Saor – Roots (Northern Silence Productions)

Sunday, 18th January 2015
Rating: 9/10

On the heels of last year’s critically acclaimed Aura, one-man band Saor has re-released its debut offering Roots, originally released in 2013 and under the band name of Àrsaidh. Finding “Saor” a better fit for the project, the Àrsaidh moniker was scrapped, with no bearing on the musical product. This re-release will be available on various formats including CD, limited edition Digipak as well as vinyl (to be available in Spring of 2015).

To anyone familiar with Aura, (shame on you if you’re not) Roots is an outstanding debut of highly similar quality to the following release. Majestic, mournful and magical melodies create lush and crushing passages, wind-swept ancient Scottish wilderness through the keyhole of pagan black metal fills the mind’s eye and captivates completely. Mainman Andy Marshall handles all instrumentation, and the man is exceptional. Atmospheric black metal and Scottish post-rock combined with the folk sounds of the Highlands, including bagpipes, tin whistle and bodhrán – as well as piano, keys, layered vocals and strings meld with the bass, drums, guitars and harsh vocals to create a very special concoction of impressive magnitude.

This music is highly evocative, outstandingly so. I don’t think I know of a more affecting instrument than the bagpipes in all the world, and this element is just one of the hooks Saor has set to keep the listener in the experience. Deep atmospheric melodies permeate the entire record, each song anthemic in feel, with a pang of sadness together with a feeling strength. To compare Saor to any other projects out there would likely also point to within the UK, and to a band such as Wodensthrone, and to a lesser degree, Winterfylleth. Though Saor is significantly more on the folk and atmospheric end of this spectrum than these other fine British pagan black metal acts.

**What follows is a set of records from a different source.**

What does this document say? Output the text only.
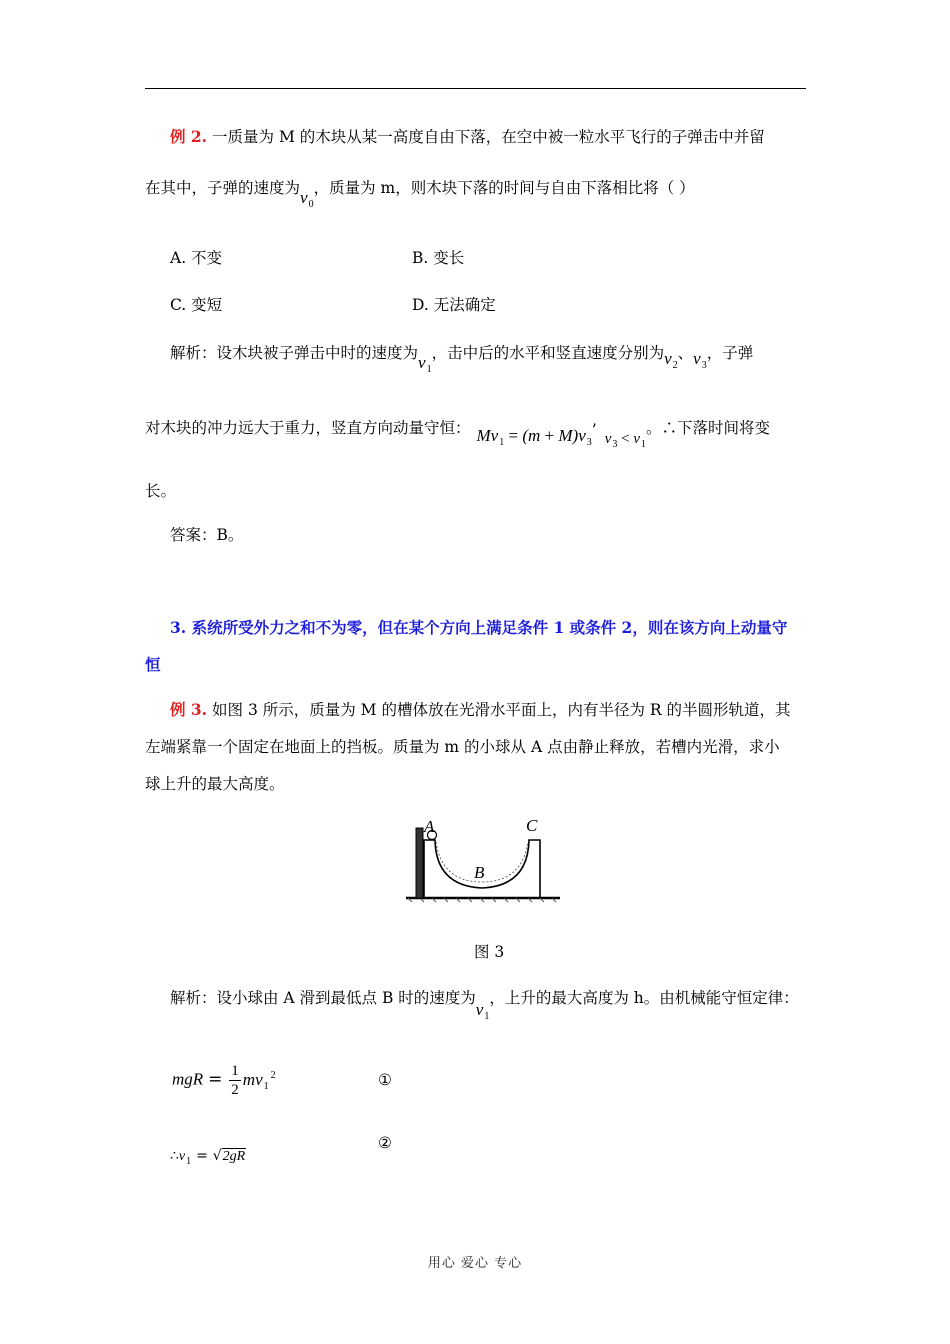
例 2. 一质量为 M 的木块从某一高度自由下落，在空中被一粒水平飞行的子弹击中并留
在其中，子弹的速度为$v_0$，质量为 m，则木块下落的时间与自由下落相比将（ ）
A. 不变	B. 变长
C. 变短	D. 无法确定
解析：设木块被子弹击中时的速度为$v_1$，击中后的水平和竖直速度分别为$v_2$、$v_3$，子弹
对木块的冲力远大于重力，竖直方向动量守恒： $Mv_1 = (m + M)v_3$’ $v_3 < v_1$。∴下落时间将变
长。
答案：B。
3. 系统所受外力之和不为零，但在某个方向上满足条件 1 或条件 2，则在该方向上动量守
恒
例 3. 如图 3 所示，质量为 M 的槽体放在光滑水平面上，内有半径为 R 的半圆形轨道，其
左端紧靠一个固定在地面上的挡板。质量为 m 的小球从 A 点由静止释放，若槽内光滑，求小
球上升的最大高度。
A
B
C
图 3
解析：设小球由 A 滑到最低点 B 时的速度为$v_1$，上升的最大高度为 h。由机械能守恒定律：
mgR = $\frac{1}{2} mv_1^2$	①
$\therefore v_1 = √2gR$
②
用心 爱心 专心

This reissue features a song not on the original, a fifth track entitled “Pictish Pride”, which is an Ainshval cover. And though the awesome, seventeen-plus minute “A Highland Lament” naturally feels like (and was) the proper closer, this added material, though not necessary to Roots is nonetheless a great inclusion. Saor’s Roots is dynamite, and now in hindsight with Aura in the books, it’s obvious that all Saor material, past, present and future is recommended listening.